I am not a Chris Brown apologist.

There aren’t many of us around, especially within the black community, but for some reason, I have always, and continue to, voice loudly for why Chris Brown is a Menace to Society.

The black community cannot let go of the fact that his tremendous musical talent is what they value first, or the fact that he can out-dance most of today’s music stars, including a certain Nashville talent who has returned to his roots from a long term flirtation with urban culture.

Maybe it’s because Brown was a product of Virginia, and the state of Virginia, from music to sports, needed a savior to move them past Michael Vick, Allen Iverson, and D’Angelo. Maybe it’s because as flawed as Brown was as a person and a performer during his pre-DV Assault days, he was always given the “he’s still young” pass by the black community.

Brown was even getting comparisons by many to some of the all-time great entertainers, such as James Brown and Michael Jackson. (I, for one, thought they were premature and were way off base, but people can’t allow talent to nurture without giving them some sort of comparison.

We all know now that that didn’t happen, and Brown’s time in the spotlight, like most of his legal rap sheet, has been a story of “what could have been”.

Looking back, however, there is one missed opportunity in Brown’s career that not only could have made his time in the music industry successful, but would have changed the whole perception of Brown’s image. The same way it did for fellow Virginia native Trey Songz.

He should have aligned with Kevin Liles.

Kevin Liles (left) and Trey Songz (right) toasting at a celebration.

Kevin Liles is a respected and trusted music industry veteran who rose up the ranks at Def Jam Records during the 1990’s (Def Jam Records at that time was the focal point of the hip hop/rap industry and it’s signees were viewed as “joining the Showtime-era Lakers”). Kevin Liles is also a Baltimore native, who endeared tough circumstances growing up, and eventually left the images of blight behind for a bigger prize, entrepreneurship, and eventually, the presidency of Def Jam Records.

When Brown came through the music industry ranks in 2006, he had all the makings of a music fairy tale. The pride of Virginia would emerge into the spotlight without much of a music mentor or affiliation that introduced him to the world and help restore a dwindling R&B-Hip Hop scene to it’s rightful position among music’s elite.

Brown was a surprise hit making machine for then-Jive Records, even at 16 years of age.

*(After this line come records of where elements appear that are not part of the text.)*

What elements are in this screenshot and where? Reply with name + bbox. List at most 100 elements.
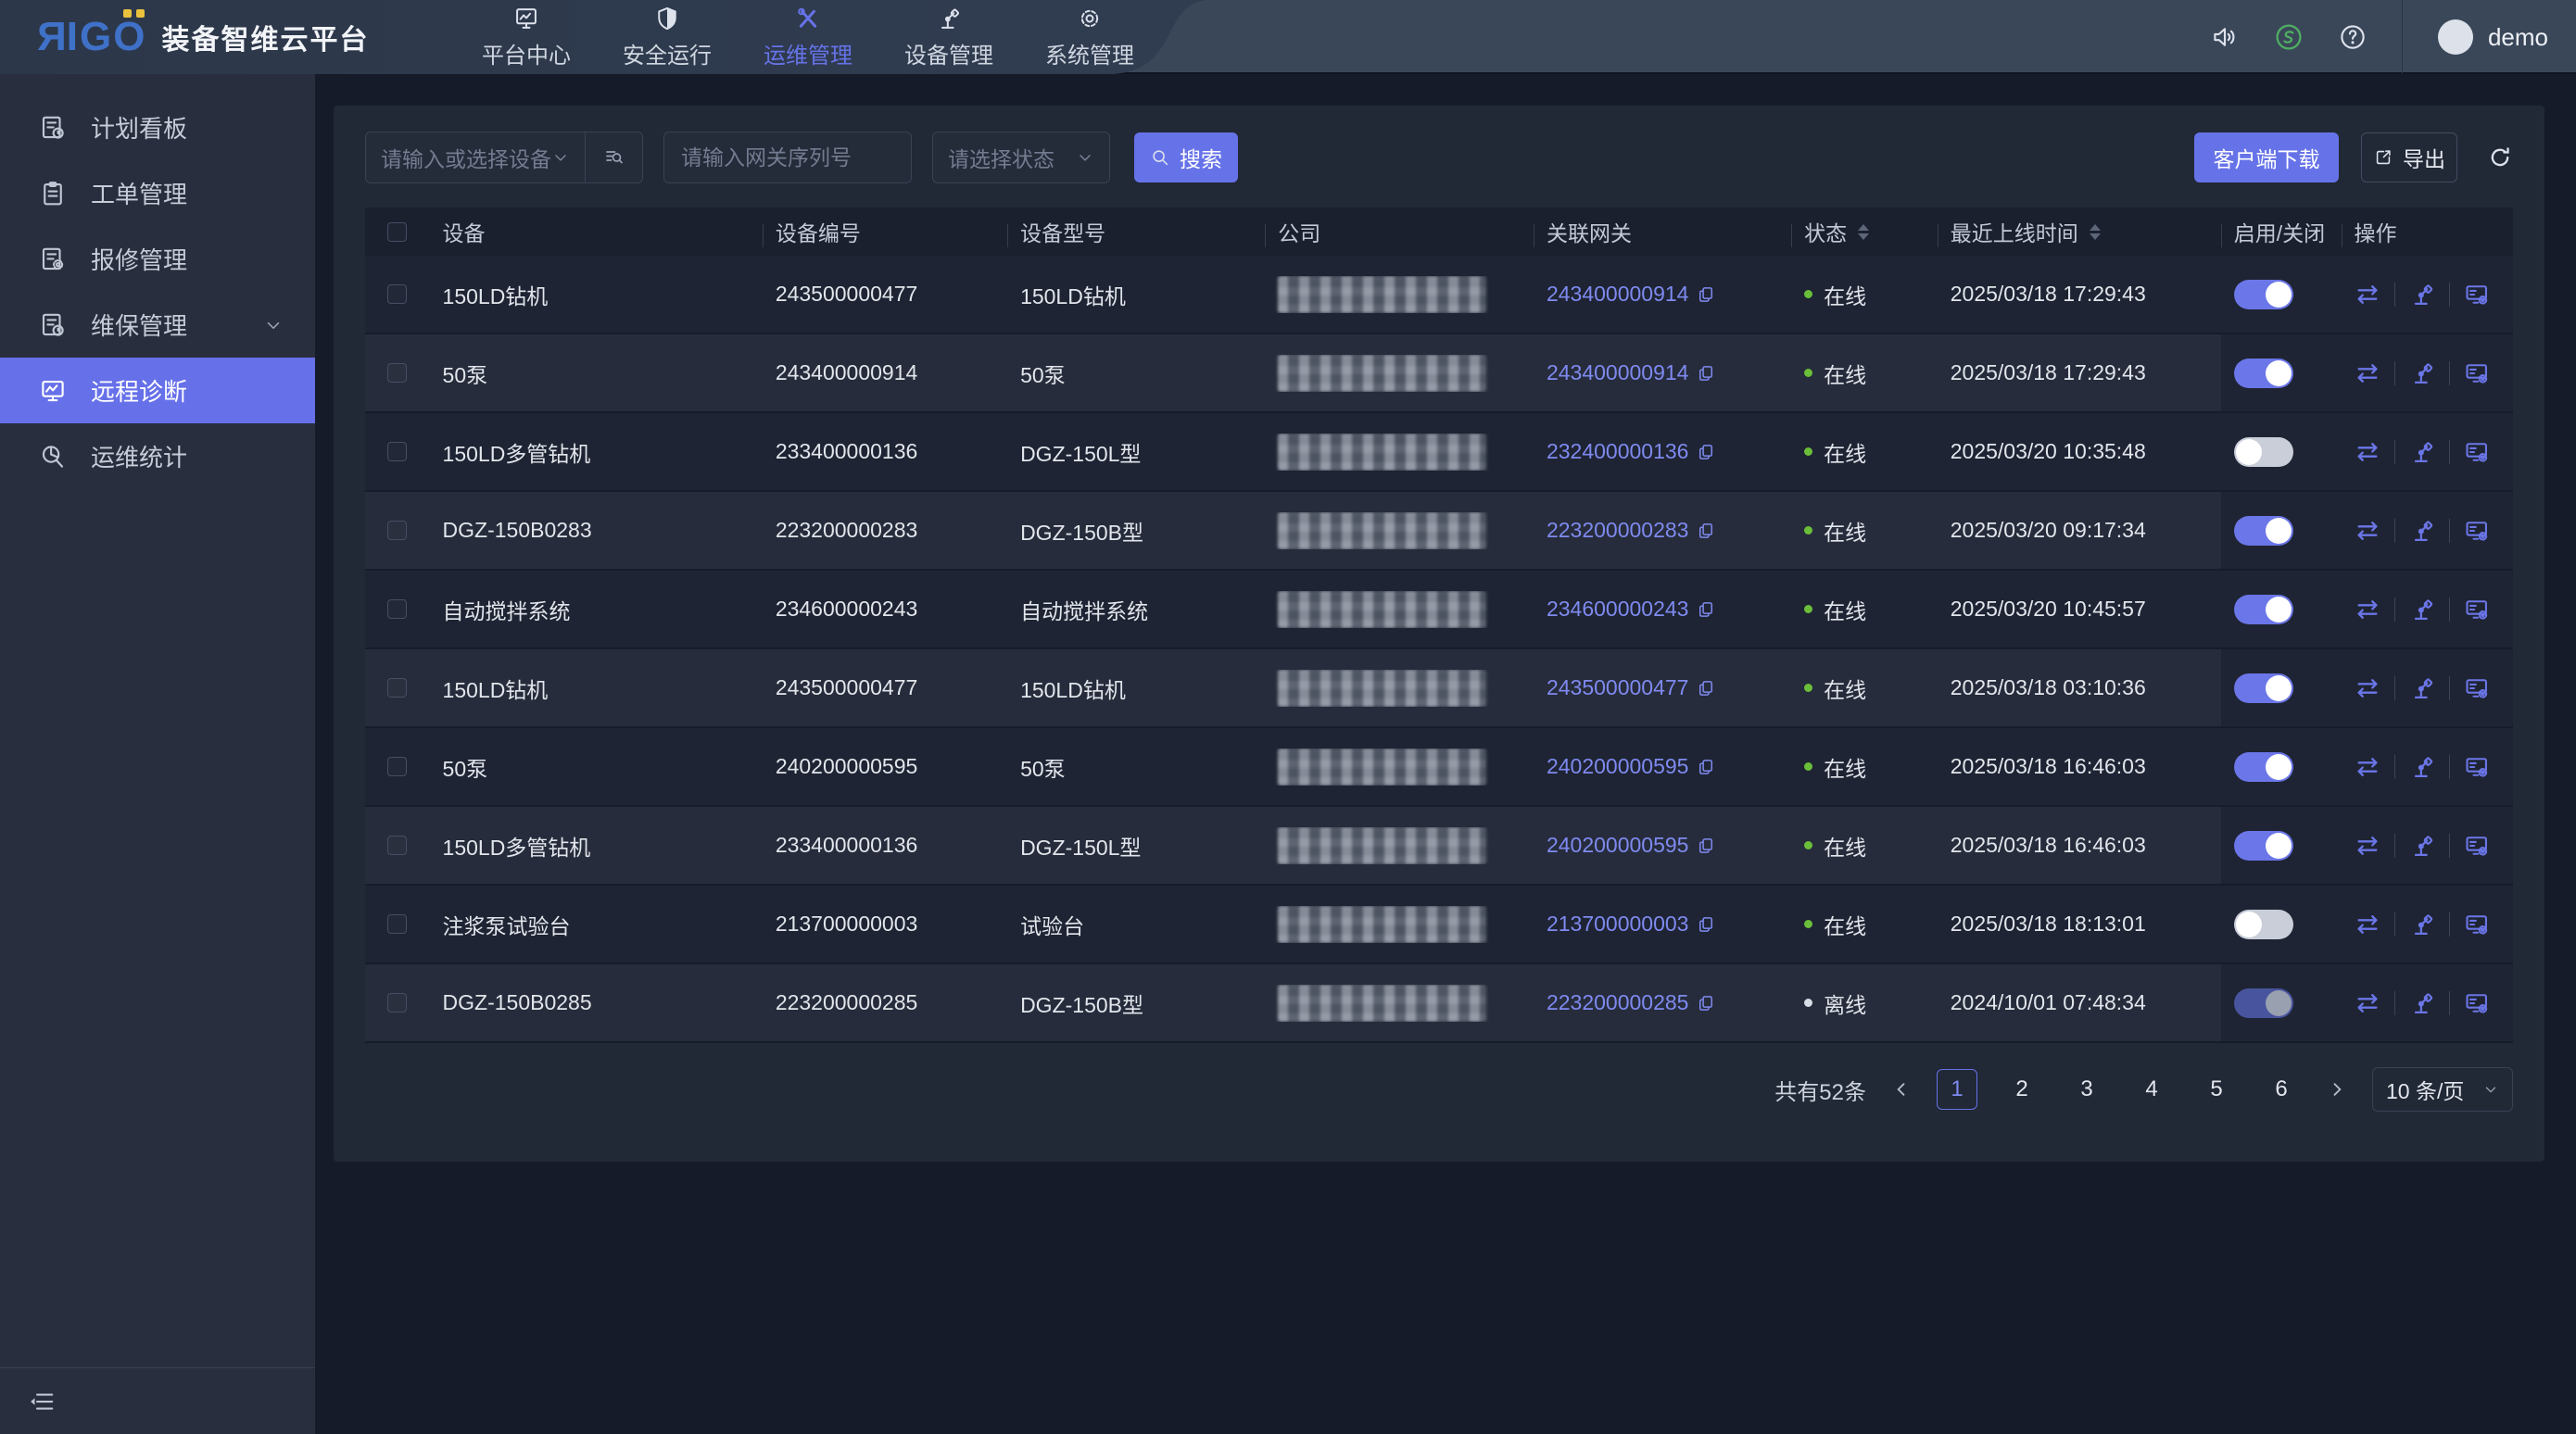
- remote-config-icon[interactable]: [2464, 518, 2490, 544]
- page-number-3[interactable]: 3: [2066, 1069, 2107, 1110]
- copy-icon[interactable]: [1697, 994, 1715, 1013]
- next-page-button[interactable]: [2324, 1080, 2350, 1099]
- row-checkbox[interactable]: [387, 678, 407, 698]
- sidebar-item-repair[interactable]: 报修管理: [0, 226, 315, 292]
- copy-icon[interactable]: [1697, 600, 1715, 619]
- enable-toggle[interactable]: [2234, 910, 2293, 939]
- robot-arm-icon[interactable]: [2409, 990, 2435, 1016]
- robot-arm-icon[interactable]: [2409, 282, 2435, 308]
- tab-system-management[interactable]: 系统管理: [1045, 0, 1134, 74]
- gateway-link[interactable]: 243400000914: [1547, 282, 1689, 307]
- transfer-icon[interactable]: [2355, 754, 2380, 780]
- remote-config-icon[interactable]: [2464, 990, 2490, 1016]
- row-checkbox[interactable]: [387, 993, 407, 1013]
- refresh-button[interactable]: [2487, 145, 2513, 170]
- enable-toggle[interactable]: [2234, 988, 2293, 1018]
- time-sort-buttons[interactable]: [2090, 224, 2101, 240]
- gateway-link[interactable]: 223200000283: [1547, 518, 1689, 543]
- transfer-icon[interactable]: [2355, 282, 2380, 308]
- copy-icon[interactable]: [1697, 364, 1715, 383]
- search-button[interactable]: 搜索: [1134, 132, 1238, 182]
- status-sort-buttons[interactable]: [1858, 224, 1869, 240]
- robot-arm-icon[interactable]: [2409, 360, 2435, 386]
- device-list-search-button[interactable]: [585, 132, 642, 182]
- row-checkbox[interactable]: [387, 757, 407, 776]
- enable-toggle[interactable]: [2234, 280, 2293, 309]
- enable-toggle[interactable]: [2234, 673, 2293, 703]
- robot-arm-icon[interactable]: [2409, 518, 2435, 544]
- gateway-serial-input[interactable]: [663, 132, 912, 183]
- transfer-icon[interactable]: [2355, 990, 2380, 1016]
- copy-icon[interactable]: [1697, 443, 1715, 461]
- robot-arm-icon[interactable]: [2409, 912, 2435, 937]
- page-number-5[interactable]: 5: [2196, 1069, 2237, 1110]
- row-checkbox[interactable]: [387, 914, 407, 934]
- gateway-link[interactable]: 243500000477: [1547, 675, 1689, 700]
- sidebar-item-plan-board[interactable]: 计划看板: [0, 94, 315, 160]
- robot-arm-icon[interactable]: [2409, 833, 2435, 859]
- user-menu[interactable]: demo: [2438, 19, 2548, 55]
- remote-config-icon[interactable]: [2464, 912, 2490, 937]
- gateway-link[interactable]: 213700000003: [1547, 912, 1689, 937]
- row-checkbox[interactable]: [387, 836, 407, 855]
- robot-arm-icon[interactable]: [2409, 754, 2435, 780]
- sidebar-item-maintenance[interactable]: 维保管理: [0, 292, 315, 358]
- sidebar-item-remote-diagnosis[interactable]: 远程诊断: [0, 358, 315, 423]
- gateway-link[interactable]: 232400000136: [1547, 439, 1689, 464]
- copy-icon[interactable]: [1697, 758, 1715, 776]
- row-checkbox[interactable]: [387, 599, 407, 619]
- status-select[interactable]: 请选择状态: [932, 132, 1110, 183]
- help-icon[interactable]: [2339, 23, 2367, 51]
- transfer-icon[interactable]: [2355, 912, 2380, 937]
- transfer-icon[interactable]: [2355, 518, 2380, 544]
- page-number-4[interactable]: 4: [2131, 1069, 2172, 1110]
- collapse-menu-icon[interactable]: [28, 1388, 56, 1415]
- tab-ops-management[interactable]: 运维管理: [764, 0, 852, 74]
- robot-arm-icon[interactable]: [2409, 439, 2435, 465]
- tab-safe-operation[interactable]: 安全运行: [623, 0, 712, 74]
- gateway-link[interactable]: 234600000243: [1547, 597, 1689, 622]
- page-number-6[interactable]: 6: [2261, 1069, 2302, 1110]
- transfer-icon[interactable]: [2355, 597, 2380, 623]
- sidebar-item-ops-stats[interactable]: 运维统计: [0, 423, 315, 489]
- remote-config-icon[interactable]: [2464, 597, 2490, 623]
- copy-icon[interactable]: [1697, 915, 1715, 934]
- enable-toggle[interactable]: [2234, 437, 2293, 467]
- row-checkbox[interactable]: [387, 284, 407, 304]
- tab-platform-center[interactable]: 平台中心: [482, 0, 571, 74]
- enable-toggle[interactable]: [2234, 595, 2293, 624]
- copy-icon[interactable]: [1697, 522, 1715, 540]
- remote-config-icon[interactable]: [2464, 675, 2490, 701]
- connection-status-icon[interactable]: [2274, 22, 2304, 52]
- sidebar-item-work-order[interactable]: 工单管理: [0, 160, 315, 226]
- tab-device-management[interactable]: 设备管理: [904, 0, 993, 74]
- robot-arm-icon[interactable]: [2409, 675, 2435, 701]
- remote-config-icon[interactable]: [2464, 282, 2490, 308]
- transfer-icon[interactable]: [2355, 675, 2380, 701]
- export-button[interactable]: 导出: [2361, 132, 2457, 182]
- client-download-button[interactable]: 客户端下载: [2194, 132, 2339, 182]
- row-checkbox[interactable]: [387, 442, 407, 461]
- remote-config-icon[interactable]: [2464, 754, 2490, 780]
- gateway-link[interactable]: 223200000285: [1547, 990, 1689, 1015]
- gateway-link[interactable]: 240200000595: [1547, 833, 1689, 858]
- gateway-link[interactable]: 240200000595: [1547, 754, 1689, 779]
- row-checkbox[interactable]: [387, 521, 407, 540]
- device-select[interactable]: 请输入或选择设备: [366, 142, 585, 173]
- page-number-1[interactable]: 1: [1937, 1069, 1977, 1110]
- transfer-icon[interactable]: [2355, 439, 2380, 465]
- prev-page-button[interactable]: [1888, 1080, 1914, 1099]
- enable-toggle[interactable]: [2234, 752, 2293, 782]
- robot-arm-icon[interactable]: [2409, 597, 2435, 623]
- transfer-icon[interactable]: [2355, 833, 2380, 859]
- page-number-2[interactable]: 2: [2001, 1069, 2042, 1110]
- remote-config-icon[interactable]: [2464, 439, 2490, 465]
- copy-icon[interactable]: [1697, 285, 1715, 304]
- remote-config-icon[interactable]: [2464, 360, 2490, 386]
- gateway-link[interactable]: 243400000914: [1547, 360, 1689, 385]
- enable-toggle[interactable]: [2234, 358, 2293, 388]
- enable-toggle[interactable]: [2234, 831, 2293, 861]
- transfer-icon[interactable]: [2355, 360, 2380, 386]
- copy-icon[interactable]: [1697, 836, 1715, 855]
- copy-icon[interactable]: [1697, 679, 1715, 698]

He was an excellent entertainer with a strong vocal arsenal, but he began to get criticism for his lack of quality records outside of the Urban R&B genre, his tendency to shoot stay within a limited vocal range for many of his mid-tempo single releases, and his … lack of mentor or leadership that handled the business aspects of his career.

Liles realized that Trey Songz was a special talent. A guy who could sing, oozed sex appeal, was a versatile artist who can run through ballads and up tempo songs, developed an excellent stage presence and sacrificed going after the big hit in exchange for long term development, and Liles was the perfect mentor/business manager to help guide an artist in this role.

The more Trey Songz bought into Kevin Liles’ long term philosophy and development, the better the artist over a long period of time. Songz became a better all-around artist, and began to make his already-good stage presence even better. Atlantic Records found themselves a long term generational artist (someone who can deliver 10 good years of quality music), and while Songz has never won a Grammy as of 2018, his tour headlining and classic R&B artistry have kept him among the R&B elite for the better half of 10 years and counting.

Chris Brown should have take notice of what Kevin Liles did for Trey Songz career, and maybe things could have been different in CB-World. Instead, Brown lashed out like a boxer at pop starlet Rihanna, which caused Brown to steer off into the dark side of life, with a legal rap sheet that could be even longer than Philadelphia rapper Meek Mill.

Maybe now, Chris Brown will finally “get it.” Maybe he can finally live up to his entertainment potential. Maybe this is the beginning of the resurrection of Chris Brown’s career and reputation.

Maybe somewhere in a suite in Executiveland USA (300 Entertainment, likely), Kevin Liles is watching this whole soap opera play out and thinking to himself “I could’ve helped that kid once upon a time.”

As a non-Chris Brown apologist, I hope it works out for him. But at some point, the “what could have been” debate needs to shift to the “this is what you’re getting and the clown won’t change” narrative.

And even that is still a semi-justification for what has to be one of America’s Most Wasted Talents in decades.